Estimation : 1000 - 1500 €
Adjudication : 2 125 €
Description
3 pages in-4, adresse. Sur les prédications du père Jean-Baptiste Massillon, et les persécutions dont il est victime.
« Mondieu ma chere amie que j’aime les sermons du pere Masillon ! Ils m’élevent, ils m’enchantent, ils me ravissent.

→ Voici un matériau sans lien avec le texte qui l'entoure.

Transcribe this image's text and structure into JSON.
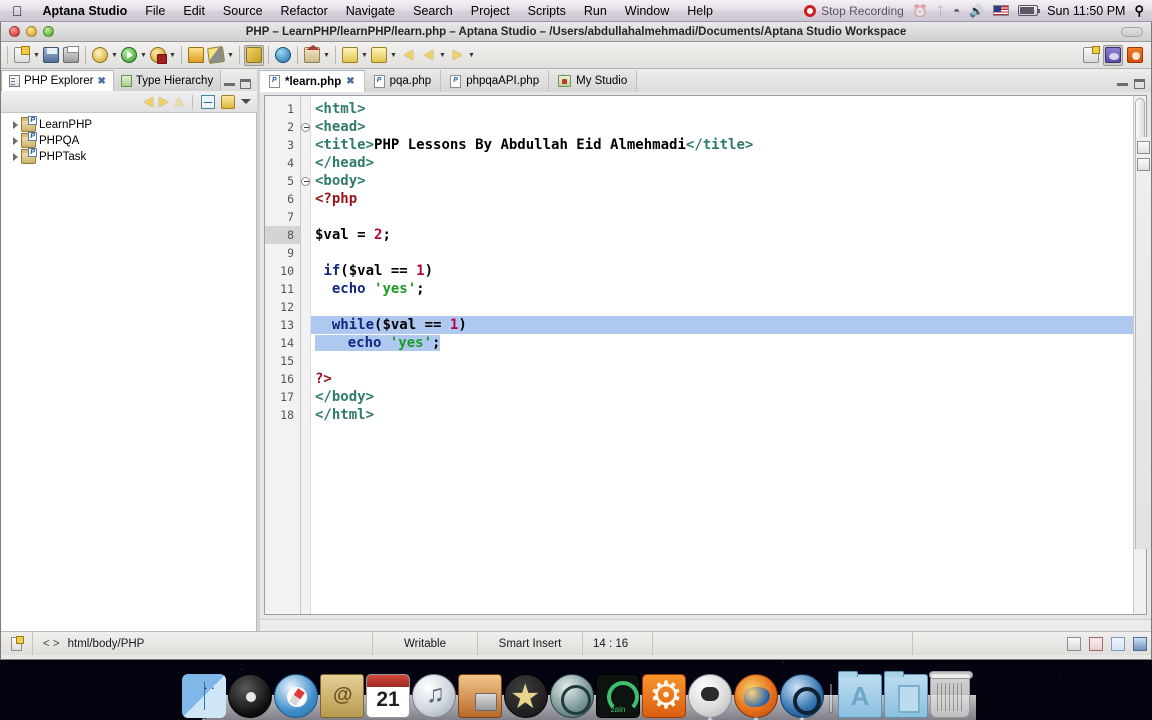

Ce n’est point un bigot qui vous parle et qui échafaudant partout des verités que l’impie nie, ne scait que le combattre avec des armes émoussées, ce n’est point un pédant herissé de sophismes qui ne cherche à convaincre qu’en effrayant l’esprit ; c’est au cœur que celui ci dirige ses maximes, c’est le cœur qu’il cherche a seduire et c’est le cœur qu’il captive, sans cesse ; [...] quelle pureté ! quelle morale ! et quel heureux melange de force et de simplicité ! tantôt son eloquence rapide est comme un torrent qui entraine toutes les souillures de l’ame, l’instant d’apres sa tendre compassion comme effrayée de l’ebranlement quelle vient de produire, ne fait plus couler sur la playe qu’un beaume tranquile et doux qui lui soumet a la fois et le cœur et l’esprit. Comment est-il possible grand dieu ! que Louis quatorze fit egorger tant de million de ses sujets dans les Cevennes pendant que Masillon lui disait Sire les rois nous sont donnés par l’éternel pour etre le salut de leur peuple. Soulages le vous en seres le pere, et vous en seres doublement le maitre »... Sade s’enflamme alors contre le « bourreau de sa vie », sa belle-mère Madame de Montreuil, qui ose communier alors qu’elle se déshonore chaque jour dans sa vengeance contre lui : « Horrible fleau de la nature, oserâs-tu porter le blasphème jusque la ? Oseras-tu ne voir dans la divinité qu’un tyran ? Oseras-tu la mouler sur ton âme de boue ? et t’aveugleras-tu jusqu’au point de croire imiter sa justice quand tu ne suis que les infernales impressions de l’etre ennemi qu’elle exigeât pour punir ceux qui te ressemblent ? Fremis ! Dieu se lasse a la fin des crimes des mortels, et la foudre est deja sur ta tete ». Il dresse alors la liste des « satellittes » que la présidente de Montreuil a soudoyés contre lui et le sort funeste qui leur a été réservé. Il y a le chancelier Maupeou « deshonoré aux yeux de l’univers, et bien heureux d’avoir sauvé sa tete » ; le duc de La Vrillière ; la Langeac ; M. de Mende, procureur à Marseille « aujourd’hui sans feu ni lieu » ; le commandant du château de Savoie « chassé de sa place » ; le guichetier « pendu » ; « celui qui me prit mort ou chassé de sa place » : « l’homme qui faisait mes affaires en Provence et qu’elle paya pour me faire prendre : déshonoré dans la province, regardé comme un frippon »… Etc.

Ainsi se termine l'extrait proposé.